Dartmouth’s Leslie Center for the Humanities invites attention to childhood and the emerging field of child studies with “Reimagining the Child and the Place of Child Studies in the Academy,” an interdisciplinary conference set for Tuesday, May 1, co-presented with the Women’s and Gender Studies Program. Sessions begin at 9:30 a.m. in the Haldeman Center.
Leslie Center Fellow Laura Lovett greets actor/producer Alan Alda during an April visit to Dartmouth. Alda, along with other creators of the influential 1970s multimedia project “Free to Be You and Me” (including Marlo Thomas, Letty Pogrebin, and Gloria Steinem), contributed an essay to “When We Were Free to Be: Looking Back at a Children’s Classic and the Difference it Made,” which Lovett co-edited. (photo by Eli Burak ’00)
“We are just now writing the history of the women’s movement in the 1970s, and most historians have not appreciated the very significant role of children and childhood in the women’s movement,” says conference presenter and Leslie Center Fellow Laura Lovett. She’s particularly anticipating the panel discussions set for the conference’s afternoon session, which will be “a multi-generational dialogue about the meaning of childhood and the kinds of forces that have influenced childhood experience over the past 40 years.”
One of the watershed moments in those past 40 years, Lovett maintains, was Free to Be You and Me, the book, album, and television special which came out in 1972. The film will be screened midway through the conference’s afternoon session, at 3:30 p.m. in room 041 of the Haldeman Center.
The Leslie Center for the Humanities is hosting “Reimagining the Child and the Place of Child Studies in the Academy,” an interdisciplinary conference set for Tuesday, May 1, co-presented with the Women’s and Gender Studies Program. (Courtesy of the Leslie Center for the Humanities)
“Free to Be is one of the most influential books of the women’s movement,” says Lovett. “The ideas of inclusion and freedom from gender and race stereotypes had a significant impact on parenting advice literature, toy manufacturers, media influence on children, and of course personal attitudes about masculinity, femininity, race, and ethnicity. The Free to Be creators had a vision of a multicultural society, and even extended their vision to fight against stereotypes surrounding disability.” Lovett and fellow conference panelist Lori Rotskoff are the co-editors of When We Were Free to Be: Looking Back at a Children’s Classic and the Difference it Made.
“Often the second wave women’s movement gets dismissed as a white women’s movement,” Lovett continues. “It was great to see, through my research for the book, that organizers of Free to Be so explicitly addressed race as part of their fight against harmful stereotypes.” The 1974 TV special, she notes, “included more than a dozen African American actors and performers, and was considered controversial for doing so.”

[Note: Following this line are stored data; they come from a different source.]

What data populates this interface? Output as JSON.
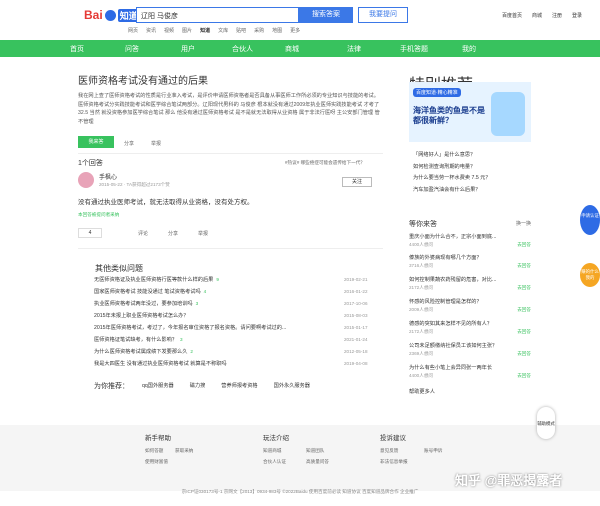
{
  "header": {
    "logo_text": "Bai",
    "logo_tag": "知道",
    "search_value": "辽阳 马俊彦",
    "search_button": "搜索答案",
    "ask_button": "我要提问",
    "top_links": [
      "百度首页",
      "商城",
      "注册",
      "登录"
    ],
    "subnav": [
      "网页",
      "资讯",
      "视频",
      "图片",
      "知道",
      "文库",
      "贴吧",
      "采购",
      "地图",
      "更多"
    ]
  },
  "nav": [
    "首页",
    "问答",
    "用户",
    "合伙人",
    "商城",
    "法律",
    "手机答题",
    "我的"
  ],
  "question": {
    "title": "医师资格考试没有通过的后果",
    "desc": "我在网上查了医师资格考试的性质是行业准入考试，是评价申请医师资格者是否具备从事医师工作所必须的专业知识与技能的考试。医师资格考试分实践技能考试和医学综合笔试两部分。辽阳现代男科的 马俊彦 根本就没有通过2009年执业医师实践技能考试 才考了32.5 当然 就没资格参加医学综合笔试 那么 他没有通过医师资格考试 是不是就无法取得从业资格 属于非法行医呀 主公安部门管理 管不管理",
    "follow_label": "我来答",
    "share_label": "分享",
    "report_label": "举报"
  },
  "answers": {
    "count_label": "1个回答",
    "sort_hint": "#热议# 哪些癌症可能会遗传给下一代？",
    "user": "手枫心",
    "meta": "2015-05-22 · TA获得超过2173个赞",
    "follow_btn": "关注",
    "content": "没有通过执业医师考试，就无法取得从业资格，没有处方权。",
    "helpful_note": "本回答被提问者采纳",
    "likes": "4",
    "actions": [
      "评论",
      "分享",
      "举报"
    ]
  },
  "related": {
    "title": "其他类似问题",
    "items": [
      {
        "q": "无医师资格证及执业医师资格行医等款什么样的后果",
        "c": "9",
        "d": "2019-02-21"
      },
      {
        "q": "国家医师资格考试 技能没通过 笔试资格考试吗",
        "c": "4",
        "d": "2016-01-22"
      },
      {
        "q": "执业医师资格考试两年没过，要参加培训吗",
        "c": "3",
        "d": "2017-10-06"
      },
      {
        "q": "2015年未报上职业医师资格考试怎么办？",
        "c": "",
        "d": "2015-08-03"
      },
      {
        "q": "2015年医师资格考试，考过了，今年报名审位资格了报名资格。请问要啊考试过的...",
        "c": "",
        "d": "2015-01-17"
      },
      {
        "q": "医师资格证笔试缺考，有什么影响？",
        "c": "3",
        "d": "2021-01-24"
      },
      {
        "q": "为什么医师资格考试属成绩下发要那么久",
        "c": "2",
        "d": "2012-05-18"
      },
      {
        "q": "我是大四医生 没有通过执业医师资格考试 就算是不称职吗",
        "c": "",
        "d": "2019-04-08"
      }
    ],
    "recommend_label": "为你推荐：",
    "recommend_tags": [
      "qq国外服务器",
      "磁力搜",
      "营养师报考资格",
      "国外永久服务器"
    ]
  },
  "sidebar": {
    "special_title": "特别推荐",
    "ad_tag": "百度知道·精心精准",
    "ad_text": "海洋鱼类的鱼是不是都很新鲜？",
    "hot": [
      "「网络好人」是什么意思？",
      "如何检测查询刑期的电量？",
      "为什么要当劳一杯水费卖 7.5 元？",
      "汽车加盈汽油会有什么后果？"
    ],
    "rank_title": "等你来答",
    "rank_more": "换一换",
    "rank_items": [
      {
        "q": "重庆小面为什么合不，正宗小面到底...",
        "m": "4400人想问"
      },
      {
        "q": "傣族的外婆病现有哪几个方面？",
        "m": "3716人想问"
      },
      {
        "q": "如何控制果蔬农药残留的危害，对比...",
        "m": "2172人想问"
      },
      {
        "q": "怀感的风险控制管理是怎样的？",
        "m": "2009人想问"
      },
      {
        "q": "德感的突如其来怎样不见的所有人？",
        "m": "2172人想问"
      },
      {
        "q": "公司未足额缴纳社保员工该如何主张？",
        "m": "2369人想问"
      },
      {
        "q": "为什么有些小笔上会异同张一两年长",
        "m": "4400人想问"
      }
    ],
    "more_label": "帮助更多人",
    "answer_label": "去回答"
  },
  "footer": {
    "sections": [
      {
        "title": "新手帮助",
        "links": [
          "如何答题",
          "获取采纳",
          "使用财富值"
        ]
      },
      {
        "title": "玩法介绍",
        "links": [
          "知道商城",
          "合伙人认证",
          "知道团队",
          "高质量问答"
        ]
      },
      {
        "title": "投诉建议",
        "links": [
          "意见反馈",
          "账号申诉",
          "非法信息举报"
        ]
      }
    ],
    "copyright": "京ICP证030173号-1  京网文【2013】0934-983号  ©2022Baidu  使用百度前必读  知道协议  百度知道品牌合作  企业推广",
    "watermark": "知乎 @罪恶揭露者"
  },
  "floats": [
    "申请认证",
    "赚的什么我的",
    "辅助模式"
  ]
}
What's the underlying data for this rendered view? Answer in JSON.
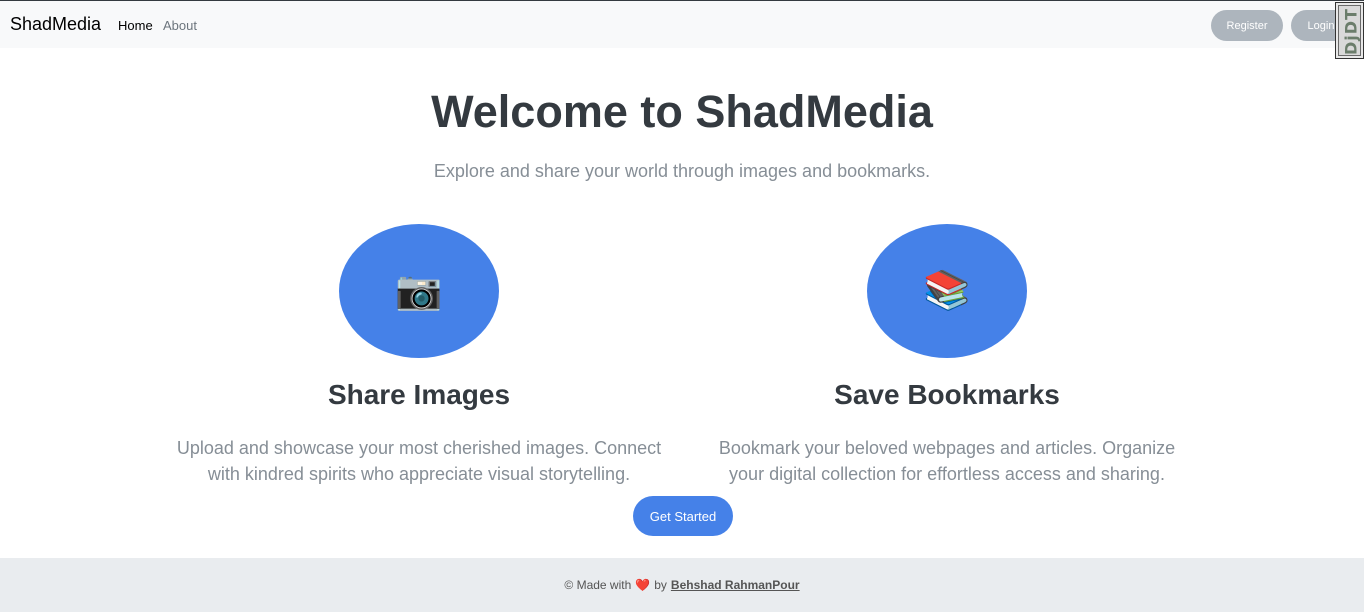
{
  "navbar": {
    "brand": "ShadMedia",
    "links": [
      {
        "label": "Home"
      },
      {
        "label": "About"
      }
    ],
    "register_label": "Register",
    "login_label": "Login",
    "debug_toolbar_label": "DjDT"
  },
  "hero": {
    "title": "Welcome to ShadMedia",
    "subtitle": "Explore and share your world through images and bookmarks."
  },
  "features": [
    {
      "icon": "📷",
      "icon_name": "camera-icon",
      "title": "Share Images",
      "description": "Upload and showcase your most cherished images. Connect with kindred spirits who appreciate visual storytelling."
    },
    {
      "icon": "📚",
      "icon_name": "books-icon",
      "title": "Save Bookmarks",
      "description": "Bookmark your beloved webpages and articles. Organize your digital collection for effortless access and sharing."
    }
  ],
  "cta": {
    "label": "Get Started"
  },
  "footer": {
    "prefix": "© Made with",
    "heart": "❤️",
    "by": "by",
    "author": "Behshad RahmanPour"
  },
  "colors": {
    "accent": "#4581e8",
    "nav_button": "#adb5bd",
    "footer_bg": "#e9ecef",
    "navbar_bg": "#f8f9fa"
  }
}
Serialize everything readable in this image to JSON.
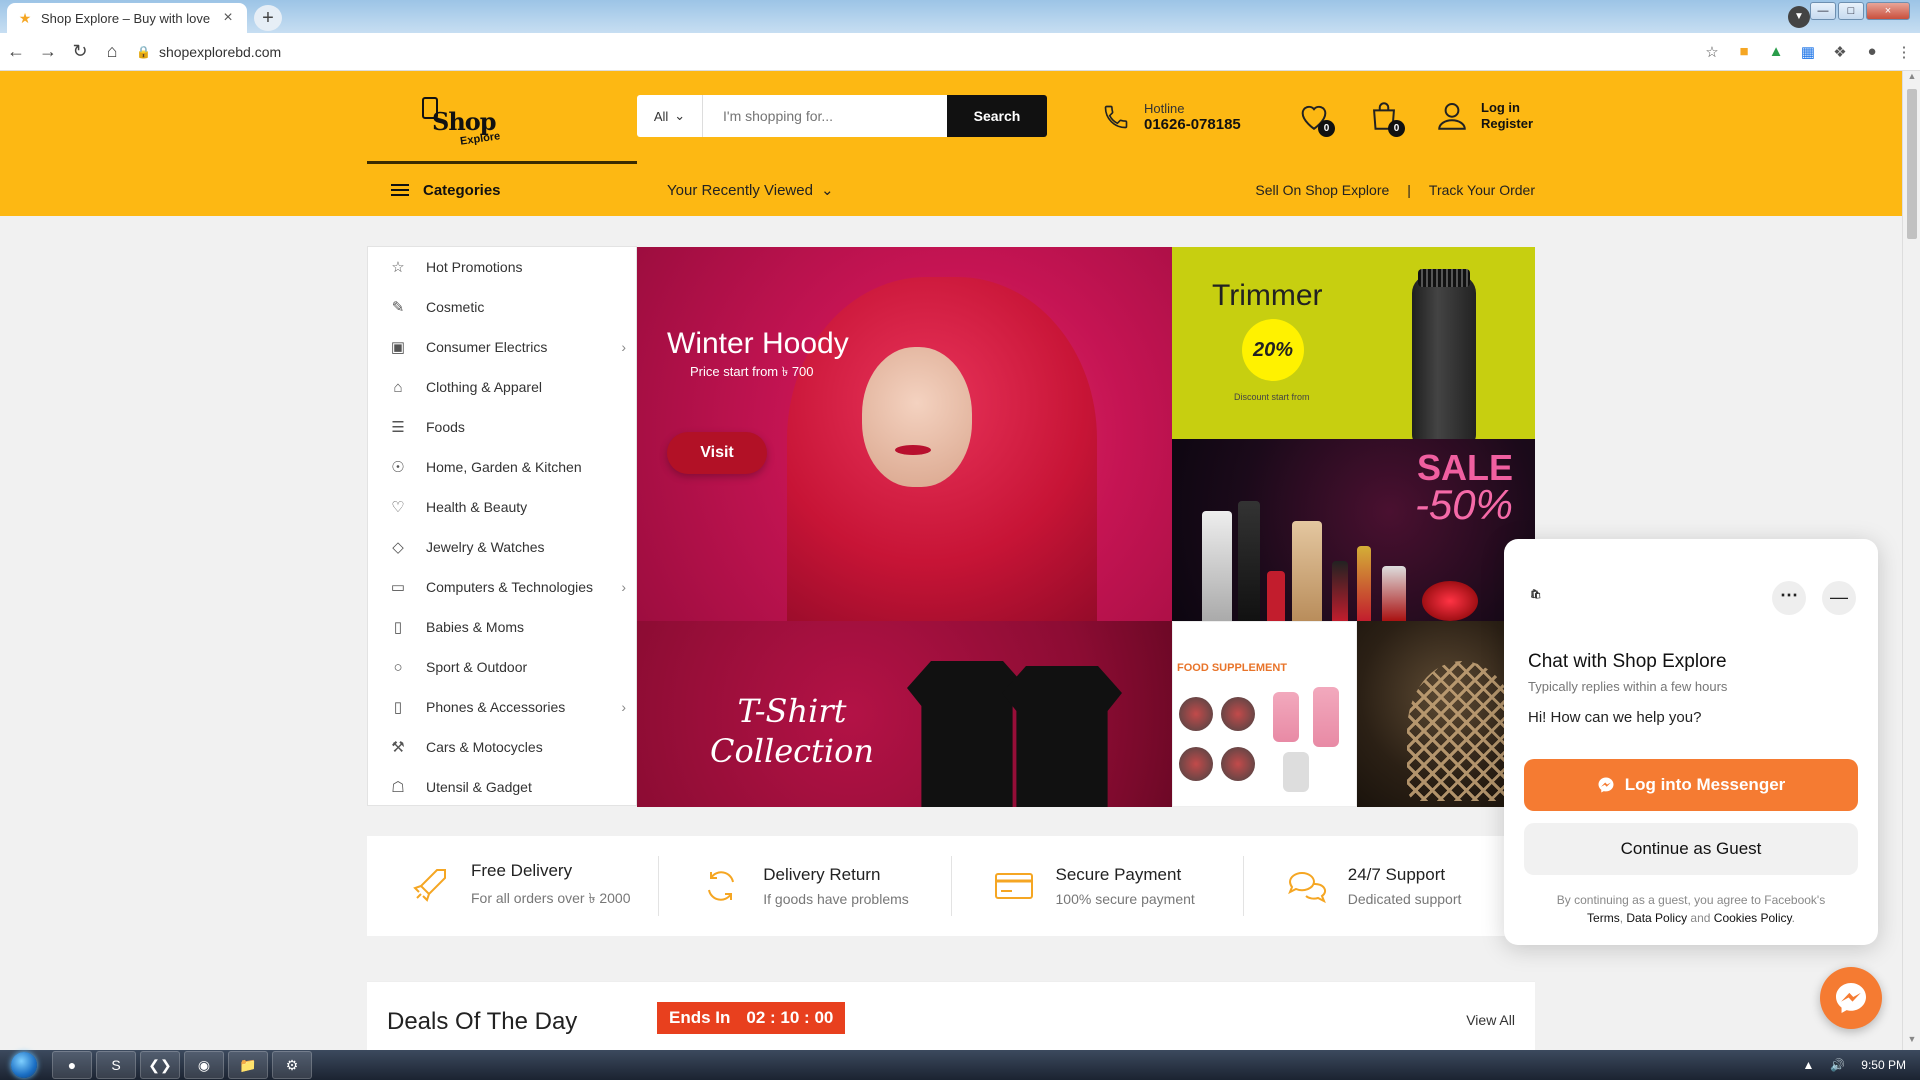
{
  "browser": {
    "tab_title": "Shop Explore – Buy with love",
    "url": "shopexplorebd.com",
    "icons": [
      "back-icon",
      "forward-icon",
      "reload-icon",
      "home-icon",
      "lock-icon",
      "star-icon",
      "extension-icon",
      "profile-icon",
      "menu-icon"
    ]
  },
  "header": {
    "logo_shop": "Shop",
    "logo_explore": "Explore",
    "search": {
      "category": "All",
      "placeholder": "I'm shopping for...",
      "button": "Search"
    },
    "hotline_label": "Hotline",
    "hotline_number": "01626-078185",
    "wishlist_count": "0",
    "cart_count": "0",
    "login": "Log in",
    "register": "Register",
    "accent_color": "#fdb813"
  },
  "nav": {
    "categories": "Categories",
    "recently_viewed": "Your Recently Viewed",
    "sell": "Sell On Shop Explore",
    "track": "Track Your Order"
  },
  "sidebar": {
    "items": [
      {
        "label": "Hot Promotions",
        "icon": "star-icon",
        "arrow": false
      },
      {
        "label": "Cosmetic",
        "icon": "brush-icon",
        "arrow": false
      },
      {
        "label": "Consumer Electrics",
        "icon": "washer-icon",
        "arrow": true
      },
      {
        "label": "Clothing & Apparel",
        "icon": "shirt-icon",
        "arrow": false
      },
      {
        "label": "Foods",
        "icon": "burger-icon",
        "arrow": false
      },
      {
        "label": "Home, Garden & Kitchen",
        "icon": "lamp-icon",
        "arrow": false
      },
      {
        "label": "Health & Beauty",
        "icon": "heart-pulse-icon",
        "arrow": false
      },
      {
        "label": "Jewelry & Watches",
        "icon": "diamond-icon",
        "arrow": false
      },
      {
        "label": "Computers & Technologies",
        "icon": "monitor-icon",
        "arrow": true
      },
      {
        "label": "Babies & Moms",
        "icon": "baby-bottle-icon",
        "arrow": false
      },
      {
        "label": "Sport & Outdoor",
        "icon": "ball-icon",
        "arrow": false
      },
      {
        "label": "Phones & Accessories",
        "icon": "phone-icon",
        "arrow": true
      },
      {
        "label": "Cars & Motocycles",
        "icon": "car-icon",
        "arrow": false
      },
      {
        "label": "Utensil & Gadget",
        "icon": "gamepad-icon",
        "arrow": false
      }
    ]
  },
  "banners": {
    "main_title": "Winter Hoody",
    "main_sub": "Price start from ৳ 700",
    "main_button": "Visit",
    "trimmer_title": "Trimmer",
    "trimmer_discount": "20%",
    "trimmer_sub": "Discount start from",
    "sale_title": "SALE",
    "sale_percent": "-50%",
    "tshirt_title": "T-Shirt Collection",
    "food_title": "FOOD SUPPLEMENT"
  },
  "features": [
    {
      "title": "Free Delivery",
      "desc": "For all orders over ৳ 2000",
      "icon": "rocket-icon"
    },
    {
      "title": "Delivery Return",
      "desc": "If goods have problems",
      "icon": "refresh-icon"
    },
    {
      "title": "Secure Payment",
      "desc": "100% secure payment",
      "icon": "credit-card-icon"
    },
    {
      "title": "24/7 Support",
      "desc": "Dedicated support",
      "icon": "chat-bubbles-icon"
    }
  ],
  "deals": {
    "title": "Deals Of The Day",
    "ends_in": "Ends In",
    "timer": "02 : 10 : 00",
    "view_all": "View All"
  },
  "chat": {
    "title": "Chat with Shop Explore",
    "subtitle": "Typically replies within a few hours",
    "greeting": "Hi! How can we help you?",
    "login_button": "Log into Messenger",
    "guest_button": "Continue as Guest",
    "legal_prefix": "By continuing as a guest, you agree to Facebook's",
    "terms": "Terms",
    "data_policy": "Data Policy",
    "and": "and",
    "cookies": "Cookies Policy",
    "brand_color": "#f57b32"
  },
  "taskbar": {
    "clock": "9:50 PM"
  }
}
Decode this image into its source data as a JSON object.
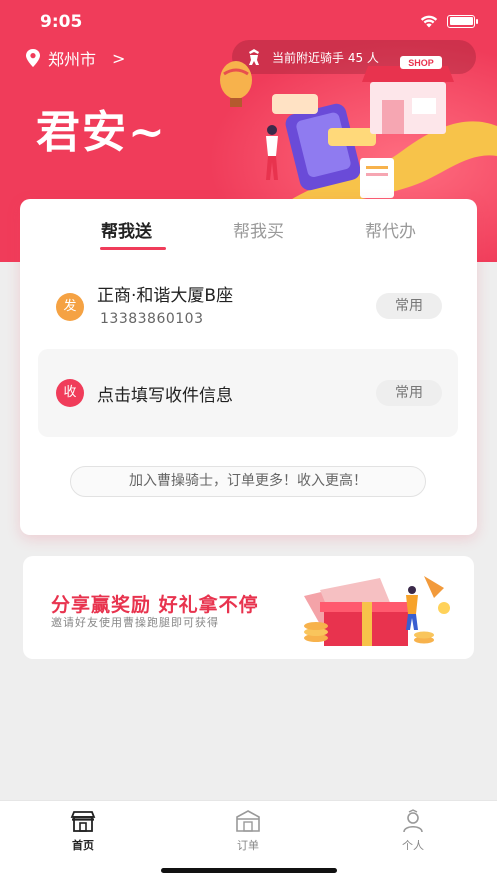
{
  "status": {
    "time": "9:05"
  },
  "header": {
    "city": "郑州市",
    "city_chevron": ">",
    "riders_text": "当前附近骑手 45 人",
    "greeting": "君安~",
    "shop_sign": "SHOP"
  },
  "tabs": [
    {
      "label": "帮我送",
      "active": true
    },
    {
      "label": "帮我买",
      "active": false
    },
    {
      "label": "帮代办",
      "active": false
    }
  ],
  "sender": {
    "badge": "发",
    "title": "正商·和谐大厦B座",
    "phone": "13383860103",
    "chip": "常用"
  },
  "receiver": {
    "badge": "收",
    "title": "点击填写收件信息",
    "chip": "常用"
  },
  "join_text": "加入曹操骑士，订单更多！收入更高！",
  "promo": {
    "title": "分享赢奖励 好礼拿不停",
    "subtitle": "邀请好友使用曹操跑腿即可获得"
  },
  "nav": [
    {
      "label": "首页",
      "icon": "home-shop-icon",
      "active": true
    },
    {
      "label": "订单",
      "icon": "order-box-icon",
      "active": false
    },
    {
      "label": "个人",
      "icon": "person-icon",
      "active": false
    }
  ],
  "colors": {
    "brand": "#f03c5a",
    "send_badge": "#f5a243"
  }
}
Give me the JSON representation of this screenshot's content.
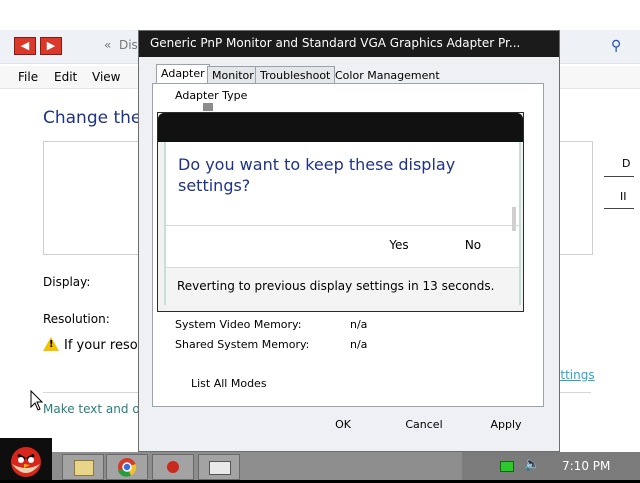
{
  "background_window": {
    "breadcrumb_prefix": "«",
    "breadcrumb": "Dis",
    "menu": [
      "File",
      "Edit",
      "View"
    ],
    "heading": "Change the",
    "right_snippets": [
      "D",
      "II"
    ],
    "display_label": "Display:",
    "resolution_label": "Resolution:",
    "warning_text": "If your resol",
    "link_bottom": "Make text and o",
    "link_right": "ettings"
  },
  "properties_dialog": {
    "title": "Generic PnP Monitor and Standard VGA Graphics Adapter Pr...",
    "tabs": [
      "Adapter",
      "Monitor",
      "Troubleshoot",
      "Color Management"
    ],
    "active_tab": "Adapter",
    "adapter_type_label": "Adapter Type",
    "info": [
      {
        "label": "System Video Memory:",
        "value": "n/a"
      },
      {
        "label": "Shared System Memory:",
        "value": "n/a"
      }
    ],
    "list_all_modes": "List All Modes",
    "buttons": {
      "ok": "OK",
      "cancel": "Cancel",
      "apply": "Apply"
    }
  },
  "confirm_dialog": {
    "question": "Do you want to keep these display settings?",
    "yes": "Yes",
    "no": "No",
    "revert_text": "Reverting to previous display settings in 13 seconds."
  },
  "taskbar": {
    "clock": "7:10 PM",
    "colors": {
      "bar": "#8d8d8d",
      "tray": "#7b7b7b"
    }
  },
  "icons": [
    "back-arrow-icon",
    "forward-arrow-icon",
    "search-icon",
    "warning-icon",
    "adapter-icon",
    "cursor-icon",
    "start-bird-icon",
    "network-icon",
    "volume-icon"
  ]
}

Morning sessions for “Reimagining the Child and the Place of Child Studies in the Academy” include offerings from scholars and activists in the fields of queer theory, reproductive politics, art, children’s welfare, cultural history, and American studies.
Leslie Center Director Colleen Boggs explains that the conference aspires to explore “how the social and political reality of childhood has changed in recent decades, how our understanding of childhood has developed over the same period, and the extent to which scholarly understanding and social realities have been mutually illuminating.”